Please see the arXiv paper for details. We denote the R package as dsos, to avoid confusion with D-SOS, the method.

DIY: Bring Your Own Scores

We show how easy it is to implement D-SOS for a particular notion of outlyingness. Suppose we want to test for no adverse shift based on isolation scores in the context of multivariate two-sample comparison. To do so, we need two main ingredients: a score function and a method to compute the \(p-\)value.

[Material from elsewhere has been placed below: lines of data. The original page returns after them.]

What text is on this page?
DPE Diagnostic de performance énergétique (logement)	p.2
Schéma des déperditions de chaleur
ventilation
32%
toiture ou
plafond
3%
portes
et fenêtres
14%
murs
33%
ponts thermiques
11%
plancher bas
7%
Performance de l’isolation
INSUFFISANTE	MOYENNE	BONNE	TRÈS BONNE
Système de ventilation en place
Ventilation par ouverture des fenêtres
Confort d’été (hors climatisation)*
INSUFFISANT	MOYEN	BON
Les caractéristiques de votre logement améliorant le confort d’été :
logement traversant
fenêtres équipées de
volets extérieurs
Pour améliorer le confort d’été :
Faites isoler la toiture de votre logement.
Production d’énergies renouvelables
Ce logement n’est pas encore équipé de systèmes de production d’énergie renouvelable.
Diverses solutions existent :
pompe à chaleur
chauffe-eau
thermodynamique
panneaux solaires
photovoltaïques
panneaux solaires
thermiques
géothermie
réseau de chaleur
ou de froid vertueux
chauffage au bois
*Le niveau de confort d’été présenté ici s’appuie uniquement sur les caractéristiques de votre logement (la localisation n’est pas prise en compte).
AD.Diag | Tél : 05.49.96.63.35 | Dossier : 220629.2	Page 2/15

First, the scores are obtained using predictions from isolation forest with the isotree package (Cortes 2020). Isolation forest detects isolated points, instances that are typically out-of-distribution relative to the high-density regions of the data distribution. Naturally, any performant method for density-based out-of-distribution detection can effectively be used to achieve the same goal. Isolation forest just happens to be a convenient way to do this. The internal function outliers_no_split shows the implementation of one such score function in the dsos package.

dsos:::outliers_no_split
## function (x_train, x_test, num_trees = 500) 
## {
##     iso_fit <- isotree::isolation.forest(df = x_train, ntrees = num_trees)
##     os_train <- predict(iso_fit, newdata = x_train)
##     os_test <- predict(iso_fit, newdata = x_test)
##     return(list(test = os_test, train = os_train))
## }
## <bytecode: 0x000000000a0f7898>
## <environment: namespace:dsos>

Second, we estimate the empirical null distribution for the \(p-\)value via permutations. For speed, this is implemented as a sequential Monte Carlo test with the simctest package (Gandy 2009). Permutations do not require to derive the asymptotic null distribution for the test statistic. The function od_pt in the dsos package combines the scoring with the inference. The prefix od stands for outlier detection and the suffix pt, for permutations. dsos sometimes provides sample splitting and out-of-bag variants as alternatives to compute \(p-\)values. Both sample splitting and out-of-bag variants use the asymptotic null distribution for the test statistic. As a result, they can be appreciably faster than inference based on permutations. The code for od_pt is relatively straightforward.

dsos::od_pt
## function (x_train, x_test, R = 1000, num_trees = 500, sub_ratio = 1/2) 
## {
##     scorer <- function(x_train, x_test) {
##         outliers_no_split(x_train = x_train, x_test = x_test, 
##             num_trees = num_trees)
##     }
##     result <- exchangeable_null(x_train, x_test, scorer, R = R, 
##         is_oob = FALSE)
##     return(result)
## }
## <bytecode: 0x00000000122656f8>
## <environment: namespace:dsos>

Take the iris dataset for example. When the training set only consists of Iris setosa (flower species) and the test set, only of Iris versicolor, the data is incompatible with the null of no adverse shift. In other words, we have strong evidence that the test contains a disproportionate number of outliers, if the training set is the reference distribution.

set.seed(12345)
data(iris)
x_train <- iris[1:50,1:4] # Training sample: Species == 'setosa'
x_test <- iris[51:100,1:4] # Test sample: Species == 'versicolor'
iris_test <- od_pt(x_train, x_test)
plot(iris_test)

You can plug in your own scores in this framework. Those already implemented in the package can be useful but they are by means the only ones. If you favor a different method for out-of-distribution (outlier) detection, want to tune the hyperparameters, or choose a different notion of outlyingness altogether, dsos provides the building blocks to build your own. The workhorse function, powering the approach behind the scenes, is a way to calculate the the test statistic, the WAUC, from the outlier scores (see wauc_from_os).

References

Cortes, David. 2020. Isotree: Isolation-Based Outlier Detection. https://CRAN.R-project.org/package=isotree.

Gandy, Axel. 2009. “Sequential Implementation of Monte Carlo Tests with Uniformly Bounded Resampling Risk.” Journal of the American Statistical Association 104 (488): 1504–11.